Au sommaire de la revue de la presse tchèque de la semaine écoulée : l’indignation après le détournement d’un avion par le régime de Minsk, de la politique intérieure avec un remaniement ministériel pas comme les autres, ou encore la situation de certains médias tombés en disgrâce et les enjeux de l’électromobilité en Tchéquie. 

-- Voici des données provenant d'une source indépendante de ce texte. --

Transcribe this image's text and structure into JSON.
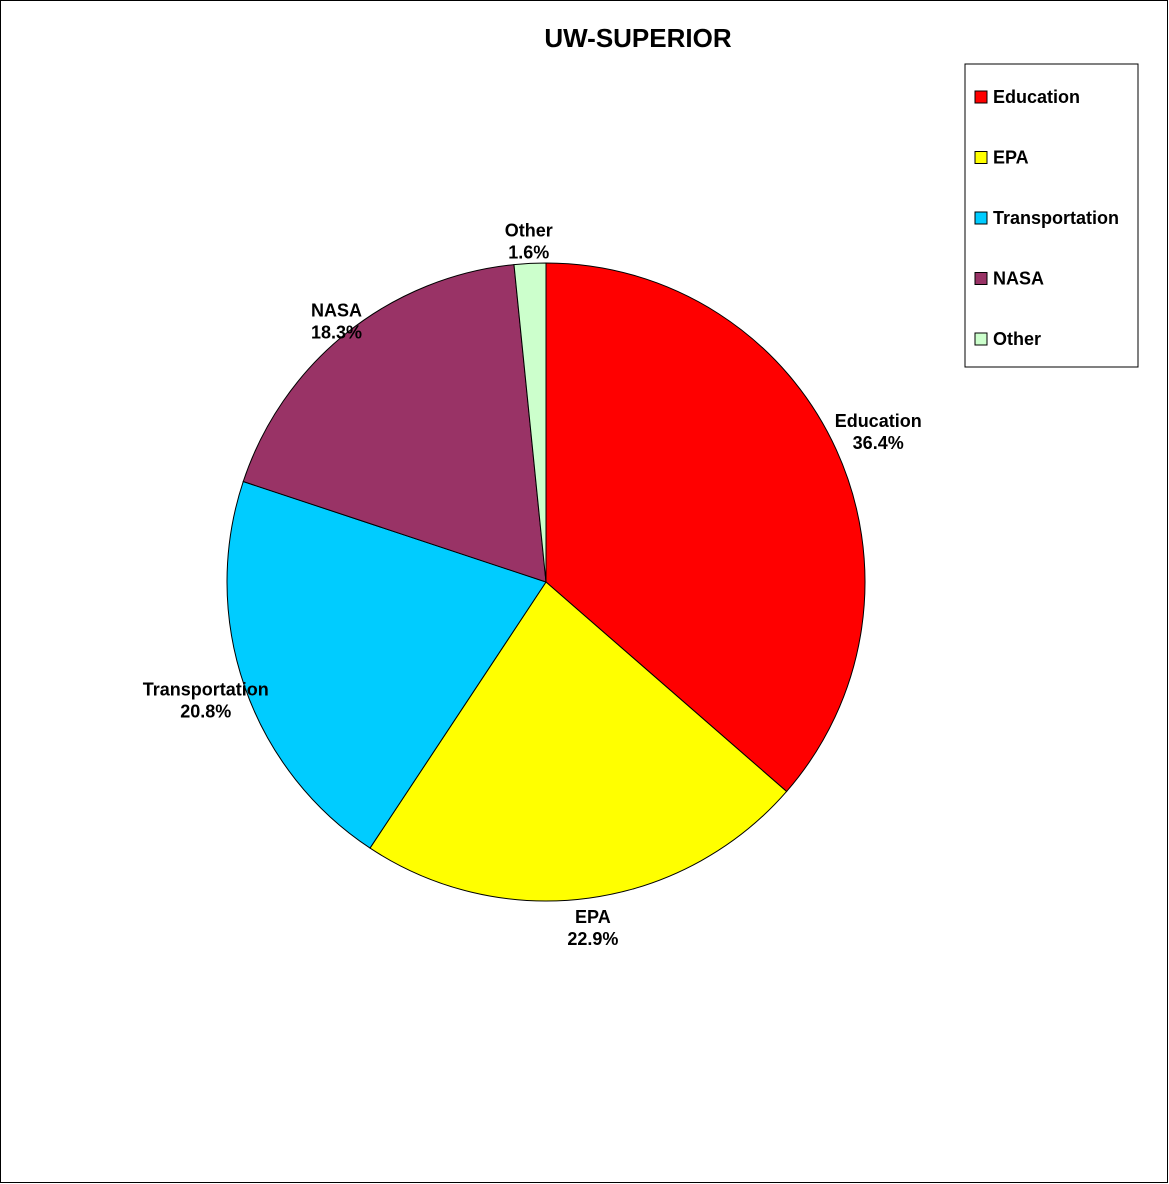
{
  "chart_data": {
    "type": "pie",
    "title": "UW-SUPERIOR",
    "legend_position": "top-right",
    "slices": [
      {
        "name": "Education",
        "value": 36.4,
        "label": "36.4%",
        "color": "#ff0000"
      },
      {
        "name": "EPA",
        "value": 22.9,
        "label": "22.9%",
        "color": "#ffff00"
      },
      {
        "name": "Transportation",
        "value": 20.8,
        "label": "20.8%",
        "color": "#00ccff"
      },
      {
        "name": "NASA",
        "value": 18.3,
        "label": "18.3%",
        "color": "#993366"
      },
      {
        "name": "Other",
        "value": 1.6,
        "label": "1.6%",
        "color": "#ccffcc"
      }
    ]
  }
}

Les zones d’instabilité se rapprochent. L’auteur d’une note publiée sur le site echo24.cz l’a constaté au lendemain du détournement d’un avion de Ryanair par la Biélorussie et l’arrestation du journaliste Roman Protassevitch qui se trouvait à bord :

Raman Pratassevitch | Photo: ČTK/AP

« Pendant longtemps, l’Union européenne pouvait être considérée comme un îlot de stabilité, de démocratie et de l’Etat de droit. Elle devait constituer un noyau de gravitation appelé à attirer d’autres pays. C’est pourtant le contraire qui se passe. Après les conflits en Irak et en Syrie, on a pu suivre, l’année écoulée, celui entre l’Arménie et l’Azerbaïdjan, deux pays qui, selon certains critères, appartiennent à l’Europe. Avec le dernier acte de piraterie aérienne réalisée par Minsk contre un vol entre les capitales de deux de ses pays membres, l’Union européenne se trouve au cœur d’opérations ennemies ».

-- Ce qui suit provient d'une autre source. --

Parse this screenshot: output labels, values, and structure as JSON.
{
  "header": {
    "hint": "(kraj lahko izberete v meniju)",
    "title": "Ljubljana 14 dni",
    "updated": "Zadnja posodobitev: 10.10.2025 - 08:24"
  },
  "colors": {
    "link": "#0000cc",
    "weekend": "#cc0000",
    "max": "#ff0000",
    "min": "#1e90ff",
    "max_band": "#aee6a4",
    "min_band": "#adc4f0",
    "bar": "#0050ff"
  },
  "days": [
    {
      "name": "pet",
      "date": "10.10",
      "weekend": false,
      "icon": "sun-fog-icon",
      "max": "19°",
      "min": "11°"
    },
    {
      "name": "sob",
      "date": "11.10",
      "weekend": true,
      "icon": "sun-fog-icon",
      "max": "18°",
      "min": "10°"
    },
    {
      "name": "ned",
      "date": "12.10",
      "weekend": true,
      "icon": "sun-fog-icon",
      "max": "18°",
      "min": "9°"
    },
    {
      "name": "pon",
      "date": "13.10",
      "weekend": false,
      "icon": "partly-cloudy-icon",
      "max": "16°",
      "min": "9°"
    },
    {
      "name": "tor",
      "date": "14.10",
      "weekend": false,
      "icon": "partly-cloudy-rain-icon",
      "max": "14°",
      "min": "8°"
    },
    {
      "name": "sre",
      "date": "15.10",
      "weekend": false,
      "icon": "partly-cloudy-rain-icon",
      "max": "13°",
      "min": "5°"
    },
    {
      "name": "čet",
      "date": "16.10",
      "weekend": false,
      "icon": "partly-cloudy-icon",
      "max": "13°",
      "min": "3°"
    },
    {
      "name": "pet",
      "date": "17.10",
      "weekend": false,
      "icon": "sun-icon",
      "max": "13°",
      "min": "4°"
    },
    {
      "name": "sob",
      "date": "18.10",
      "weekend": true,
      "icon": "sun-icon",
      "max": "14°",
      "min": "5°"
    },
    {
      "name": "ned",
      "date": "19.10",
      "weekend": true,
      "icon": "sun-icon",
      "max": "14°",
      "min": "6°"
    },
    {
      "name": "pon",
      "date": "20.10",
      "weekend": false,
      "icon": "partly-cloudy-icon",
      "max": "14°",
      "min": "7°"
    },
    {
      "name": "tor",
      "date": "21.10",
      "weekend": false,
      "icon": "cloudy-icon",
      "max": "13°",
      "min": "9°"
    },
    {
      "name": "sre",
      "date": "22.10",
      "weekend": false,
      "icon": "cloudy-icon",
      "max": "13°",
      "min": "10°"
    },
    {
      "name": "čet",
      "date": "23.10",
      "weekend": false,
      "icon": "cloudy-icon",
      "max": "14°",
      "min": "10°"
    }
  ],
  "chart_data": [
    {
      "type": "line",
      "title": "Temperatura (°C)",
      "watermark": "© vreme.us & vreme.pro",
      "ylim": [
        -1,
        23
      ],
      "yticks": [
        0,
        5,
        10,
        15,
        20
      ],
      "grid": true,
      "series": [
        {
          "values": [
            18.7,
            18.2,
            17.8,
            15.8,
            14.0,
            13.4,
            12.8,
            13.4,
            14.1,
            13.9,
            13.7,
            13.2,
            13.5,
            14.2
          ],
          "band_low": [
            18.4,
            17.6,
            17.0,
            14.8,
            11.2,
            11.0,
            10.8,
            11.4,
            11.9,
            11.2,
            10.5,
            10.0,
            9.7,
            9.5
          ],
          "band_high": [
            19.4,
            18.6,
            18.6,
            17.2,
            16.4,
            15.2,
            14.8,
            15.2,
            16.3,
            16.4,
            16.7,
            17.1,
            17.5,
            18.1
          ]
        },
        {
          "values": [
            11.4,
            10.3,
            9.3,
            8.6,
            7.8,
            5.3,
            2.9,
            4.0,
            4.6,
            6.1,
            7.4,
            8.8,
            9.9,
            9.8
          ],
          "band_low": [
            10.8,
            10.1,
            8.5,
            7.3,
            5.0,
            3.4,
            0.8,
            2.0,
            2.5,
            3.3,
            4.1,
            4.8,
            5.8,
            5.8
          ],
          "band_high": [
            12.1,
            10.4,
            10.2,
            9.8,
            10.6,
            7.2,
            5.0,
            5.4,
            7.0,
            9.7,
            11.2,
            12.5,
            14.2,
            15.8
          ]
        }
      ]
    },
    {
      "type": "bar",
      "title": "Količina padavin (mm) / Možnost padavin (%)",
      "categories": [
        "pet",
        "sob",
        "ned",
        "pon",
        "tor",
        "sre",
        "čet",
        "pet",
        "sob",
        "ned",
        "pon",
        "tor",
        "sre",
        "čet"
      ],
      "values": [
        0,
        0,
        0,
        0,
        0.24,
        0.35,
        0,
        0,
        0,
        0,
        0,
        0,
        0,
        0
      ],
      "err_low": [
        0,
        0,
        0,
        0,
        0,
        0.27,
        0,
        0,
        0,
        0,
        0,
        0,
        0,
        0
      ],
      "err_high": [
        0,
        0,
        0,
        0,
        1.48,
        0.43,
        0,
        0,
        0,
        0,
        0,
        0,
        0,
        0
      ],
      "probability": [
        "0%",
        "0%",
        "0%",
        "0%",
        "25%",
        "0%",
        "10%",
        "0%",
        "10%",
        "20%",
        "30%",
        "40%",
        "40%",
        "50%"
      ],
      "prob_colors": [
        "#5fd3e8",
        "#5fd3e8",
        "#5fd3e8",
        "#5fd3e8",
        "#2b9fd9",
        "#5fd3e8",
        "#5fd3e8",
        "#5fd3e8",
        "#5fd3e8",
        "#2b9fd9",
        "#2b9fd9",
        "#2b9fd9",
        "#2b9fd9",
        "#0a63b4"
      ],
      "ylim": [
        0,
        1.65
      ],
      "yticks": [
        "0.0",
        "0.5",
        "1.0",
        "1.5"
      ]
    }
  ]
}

Un commentaire publié sur le site novinky.cz ajoute :

« L’Union européenne est habituée à faire preuve de solidarité mais souvent ses déclarations prévalent sur les actes. Evidemment, il est impossible de pousser le président Loukachenko à démissionner. Ce qu’elle peut et doit pourtant faire, c’est soutenir davantage les dissidents biélorusses et accentuer sa pression en vue d’obtenir la libération du journaliste arrêté et d’autres opposants au régime enfermés. »

Selon le commentateur du site novinky.cz, le détournement de l’avion a aussi confirmé le bien-fondé de la décision de retirer à la Biélorussie l’organisation des Championnats du monde de hockey sur glace qui se déroulent actuellement à Riga. « Pour les dictateurs, les critiques qui ne sont pas accompagnées de démarches pertinentes ne constituent qu’une nébuleuse verbale », souligne-t-il.

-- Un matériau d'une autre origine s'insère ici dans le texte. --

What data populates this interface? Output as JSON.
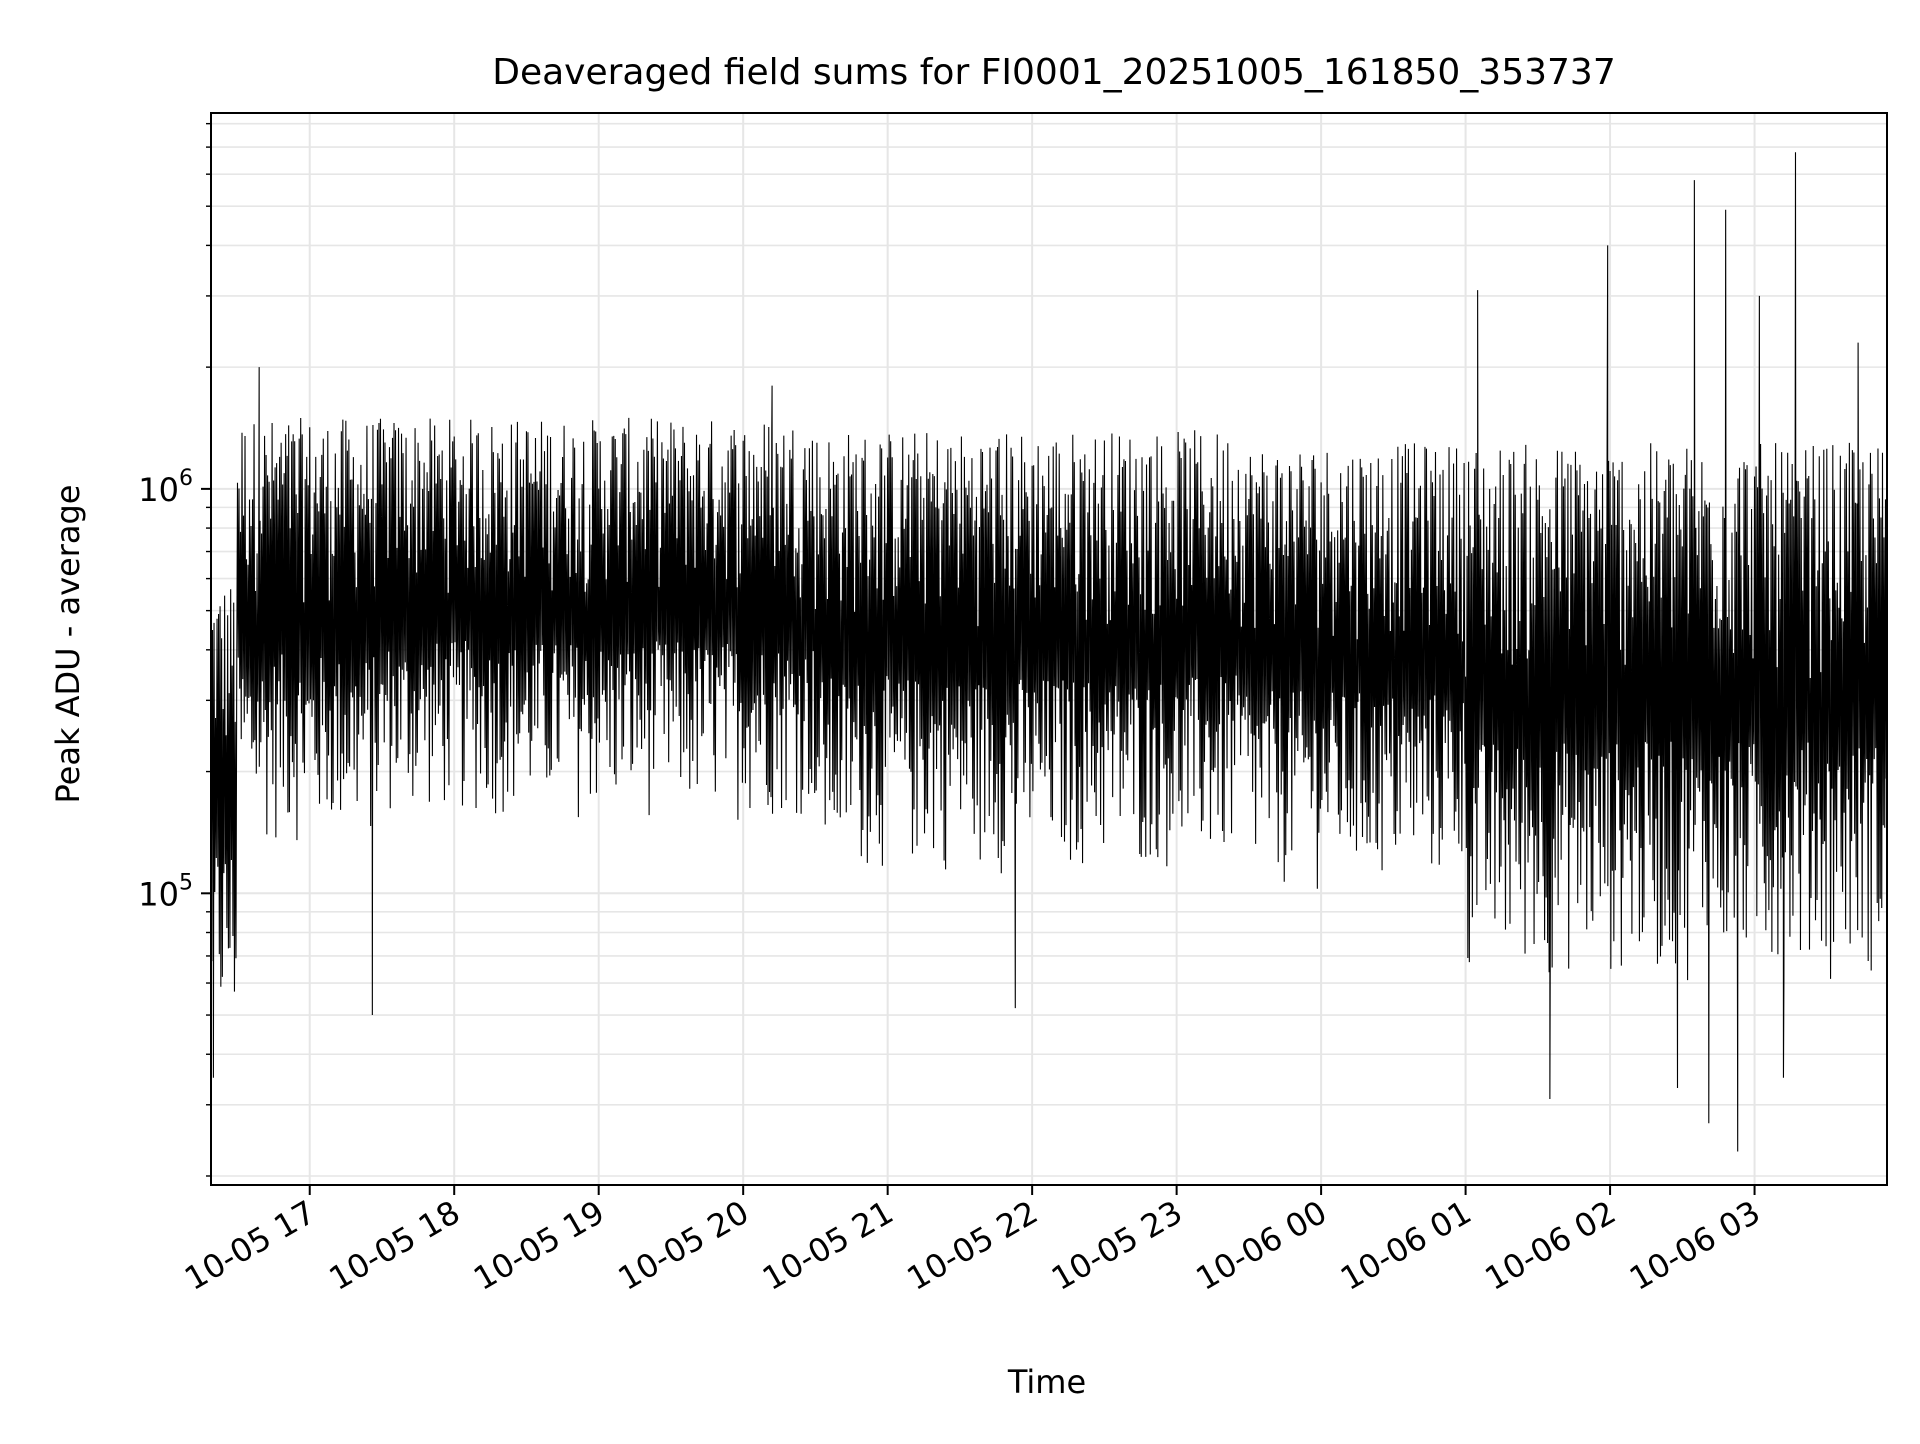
{
  "chart_data": {
    "type": "line",
    "title": "Deaveraged field sums for FI0001_20251005_161850_353737",
    "xlabel": "Time",
    "ylabel": "Peak ADU - average",
    "yscale": "log",
    "ylim": [
      19000,
      8500000
    ],
    "xlim": [
      "2025-10-05 16:19",
      "2025-10-06 03:55"
    ],
    "grid": true,
    "line_color": "#000000",
    "grid_color": "#e6e6e6",
    "x_ticks": [
      {
        "value": "2025-10-05 17:00",
        "label": "10-05 17"
      },
      {
        "value": "2025-10-05 18:00",
        "label": "10-05 18"
      },
      {
        "value": "2025-10-05 19:00",
        "label": "10-05 19"
      },
      {
        "value": "2025-10-05 20:00",
        "label": "10-05 20"
      },
      {
        "value": "2025-10-05 21:00",
        "label": "10-05 21"
      },
      {
        "value": "2025-10-05 22:00",
        "label": "10-05 22"
      },
      {
        "value": "2025-10-05 23:00",
        "label": "10-05 23"
      },
      {
        "value": "2025-10-06 00:00",
        "label": "10-06 00"
      },
      {
        "value": "2025-10-06 01:00",
        "label": "10-06 01"
      },
      {
        "value": "2025-10-06 02:00",
        "label": "10-06 02"
      },
      {
        "value": "2025-10-06 03:00",
        "label": "10-06 03"
      }
    ],
    "y_ticks": [
      {
        "value": 100000,
        "base": "10",
        "exp": "5"
      },
      {
        "value": 1000000,
        "base": "10",
        "exp": "6"
      }
    ],
    "series": [
      {
        "style": "dense-oscillation",
        "segments": [
          {
            "start": "2025-10-05 16:19",
            "end": "2025-10-05 16:30",
            "low": 40000,
            "high": 600000
          },
          {
            "start": "2025-10-05 16:30",
            "end": "2025-10-05 17:30",
            "low": 130000,
            "high": 1500000
          },
          {
            "start": "2025-10-05 17:30",
            "end": "2025-10-05 20:30",
            "low": 150000,
            "high": 1500000
          },
          {
            "start": "2025-10-05 20:30",
            "end": "2025-10-05 23:30",
            "low": 110000,
            "high": 1400000
          },
          {
            "start": "2025-10-05 23:30",
            "end": "2025-10-06 01:00",
            "low": 100000,
            "high": 1300000
          },
          {
            "start": "2025-10-06 01:00",
            "end": "2025-10-06 03:55",
            "low": 60000,
            "high": 1300000
          }
        ],
        "peaks": [
          {
            "x": "2025-10-05 16:39",
            "y": 2000000
          },
          {
            "x": "2025-10-05 20:12",
            "y": 1800000
          },
          {
            "x": "2025-10-06 01:05",
            "y": 3100000
          },
          {
            "x": "2025-10-06 01:59",
            "y": 4000000
          },
          {
            "x": "2025-10-06 02:35",
            "y": 5800000
          },
          {
            "x": "2025-10-06 02:48",
            "y": 4900000
          },
          {
            "x": "2025-10-06 03:02",
            "y": 3000000
          },
          {
            "x": "2025-10-06 03:17",
            "y": 6800000
          },
          {
            "x": "2025-10-06 03:43",
            "y": 2300000
          }
        ],
        "troughs": [
          {
            "x": "2025-10-05 16:20",
            "y": 35000
          },
          {
            "x": "2025-10-05 17:26",
            "y": 50000
          },
          {
            "x": "2025-10-05 21:53",
            "y": 52000
          },
          {
            "x": "2025-10-06 01:35",
            "y": 31000
          },
          {
            "x": "2025-10-06 02:28",
            "y": 33000
          },
          {
            "x": "2025-10-06 02:41",
            "y": 27000
          },
          {
            "x": "2025-10-06 02:53",
            "y": 23000
          },
          {
            "x": "2025-10-06 03:12",
            "y": 35000
          }
        ]
      }
    ]
  }
}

L’auteur d’une note publiée dans le quotidien Lidové noviny de ce jeudi craint que le comportement du président Loukachenko puisse constituer une inspiration à suivre. Il explique :

« Les sanctions à l’égard du régime biélorusse que l’Europe a mises en place ne vont pas probablement ébranler la position du dictateur biélorusse. Tant que l’on n’arrivera pas à trouver des sanctions plus dures, la tentation de reproduire son acte sera élevée. Le vol en avion deviendra alors dangereux ou cher. Ou bien les deux ».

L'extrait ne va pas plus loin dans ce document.